Back in October, Elliot’s company sent a 10-page letter to Samsung’s directors that pushed them to initiate a restructuring exercise, in an attempt to “inject American-style activist investing into the world of Asian business, where families often retain control of huge publicly traded companies”, according to the New York Times. The proposals by the wealth management company were aimed at closing the steep valuation gap between the shares of Samsung and its closest rivals.
“Samsung Electronics has done an impressive job of building a first-class portfolio of businesses which have made it Korea’s flagship enterprise and one of the world’s most important technology companies,” the letter said.
“At the same time, however, Samsung Electronics’ shareholders have suffered from the long-term undervaluation of the business by the equity market.”
“Now is the time for real shareholder value, corporate governance and transparency improvements, which we believe will help Samsung Electronics achieve an equity market valuation that properly reflects its first-class portfolio of businesses,” said a spokesman for Elliot Management back in October 2016. “We sincerely hope Samsung will seize this opportunity.”
Elliot is not entirely wrong to be calling for higher dividends from the electronics giant. Samsung has regularly cited an unfavorable “legal and regulatory environment” as the reason for deflecting calls to operate as a holding company. The infamous Lee family has held control over the chaebol for decades, and has remained resistant to the furor over its rigid, closed ranks.
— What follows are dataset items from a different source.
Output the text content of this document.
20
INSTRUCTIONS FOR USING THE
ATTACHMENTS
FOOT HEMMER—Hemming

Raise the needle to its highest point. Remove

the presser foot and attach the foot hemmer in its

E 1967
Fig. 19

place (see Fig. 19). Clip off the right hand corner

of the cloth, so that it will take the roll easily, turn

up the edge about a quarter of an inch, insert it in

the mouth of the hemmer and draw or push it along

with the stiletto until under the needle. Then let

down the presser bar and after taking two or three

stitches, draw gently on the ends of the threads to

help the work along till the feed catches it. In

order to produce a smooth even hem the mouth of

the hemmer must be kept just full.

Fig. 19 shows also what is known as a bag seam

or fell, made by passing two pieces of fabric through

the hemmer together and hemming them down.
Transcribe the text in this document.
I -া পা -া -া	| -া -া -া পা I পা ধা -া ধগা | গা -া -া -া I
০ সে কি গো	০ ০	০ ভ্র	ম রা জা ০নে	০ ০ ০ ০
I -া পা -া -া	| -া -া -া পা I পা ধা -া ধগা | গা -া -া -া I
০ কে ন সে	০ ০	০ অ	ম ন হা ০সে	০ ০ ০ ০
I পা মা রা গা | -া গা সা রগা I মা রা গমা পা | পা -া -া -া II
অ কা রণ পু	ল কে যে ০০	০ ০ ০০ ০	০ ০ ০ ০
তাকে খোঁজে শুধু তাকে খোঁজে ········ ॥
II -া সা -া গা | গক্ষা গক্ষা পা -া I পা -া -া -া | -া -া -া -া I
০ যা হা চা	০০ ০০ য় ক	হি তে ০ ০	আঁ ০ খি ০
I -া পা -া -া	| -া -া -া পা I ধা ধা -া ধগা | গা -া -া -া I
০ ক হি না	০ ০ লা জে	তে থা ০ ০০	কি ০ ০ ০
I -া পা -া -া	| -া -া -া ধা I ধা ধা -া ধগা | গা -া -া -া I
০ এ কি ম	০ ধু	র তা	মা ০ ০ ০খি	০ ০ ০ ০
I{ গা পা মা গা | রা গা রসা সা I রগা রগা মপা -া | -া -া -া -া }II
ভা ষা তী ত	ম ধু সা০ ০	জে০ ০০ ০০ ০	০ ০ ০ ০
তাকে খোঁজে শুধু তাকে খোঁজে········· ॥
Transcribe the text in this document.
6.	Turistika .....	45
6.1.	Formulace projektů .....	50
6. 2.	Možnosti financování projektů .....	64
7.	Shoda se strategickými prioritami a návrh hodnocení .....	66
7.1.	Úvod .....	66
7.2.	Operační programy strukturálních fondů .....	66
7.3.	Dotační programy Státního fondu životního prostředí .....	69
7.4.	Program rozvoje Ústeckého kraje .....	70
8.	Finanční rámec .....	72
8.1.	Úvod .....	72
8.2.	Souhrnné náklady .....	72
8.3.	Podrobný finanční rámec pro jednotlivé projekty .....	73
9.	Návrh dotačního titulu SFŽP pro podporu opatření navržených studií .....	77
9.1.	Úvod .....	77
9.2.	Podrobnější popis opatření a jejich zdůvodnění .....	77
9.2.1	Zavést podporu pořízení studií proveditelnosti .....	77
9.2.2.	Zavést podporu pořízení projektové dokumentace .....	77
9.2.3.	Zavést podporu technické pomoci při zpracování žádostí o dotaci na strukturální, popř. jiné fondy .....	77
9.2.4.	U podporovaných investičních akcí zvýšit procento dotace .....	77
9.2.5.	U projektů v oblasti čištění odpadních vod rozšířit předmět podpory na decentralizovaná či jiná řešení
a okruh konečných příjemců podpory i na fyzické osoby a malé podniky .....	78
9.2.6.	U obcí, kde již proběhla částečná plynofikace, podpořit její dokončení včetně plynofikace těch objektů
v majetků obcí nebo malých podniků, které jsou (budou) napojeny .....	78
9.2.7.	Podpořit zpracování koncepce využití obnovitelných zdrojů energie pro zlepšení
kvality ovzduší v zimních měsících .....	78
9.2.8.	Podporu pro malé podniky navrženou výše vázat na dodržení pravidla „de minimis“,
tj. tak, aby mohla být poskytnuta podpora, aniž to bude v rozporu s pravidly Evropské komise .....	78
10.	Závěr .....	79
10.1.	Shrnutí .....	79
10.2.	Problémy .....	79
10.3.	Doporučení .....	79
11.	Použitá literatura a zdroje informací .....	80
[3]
However, a pall is hanging over the company as the company’s vice-chairman and de facto leader, Jay Y. Lee, is standing trial in detention for accusations of influence peddling. Rumors of Samsung’s bullying demeanor have long pervaded the South Korean business scene, but it’s likely the young Lee’s trial in a scandal-allergic South Korea lies at the heart of Elliot’s call for structural reform.
The chaebol might also face impending pressure as South Korea prepares to head to the May 9 polls to replace deposed president Park Geun-hye.
The company has said it would look into ways and means of weeding out corruption and systemic failure that has resulted in persistently low dividends.
Samsung’s share prices gain a boost from the generally positive response to the unveiling of its flagship Galaxy S8 handset and news that it would re-release refurbished versions of its explosive Note 7. Word is that pre-orders of the S8 and its larger 8+ model have beaten all previous records. Shares were reported to have experienced a huge hump after the news Samsung would retain its current structure despite last year’s PR crises.
The report also detailed Samsung’s mobile unit had locked in KRW2.07 trillion (US$1.83 billion) in operating profits, while the chips unit totaled in at KRW6.31 trillion (US$5.6 billion). The display and consumer electronics businesses registered earnings of KRW1.3 trillion (US$1.15 billion) and KRW380 billion (US$336 million) respectively.
Total operating profit for the year came in at a staggering KRW9.9 trillion (US$8.8 billion), as predicted earlier this month.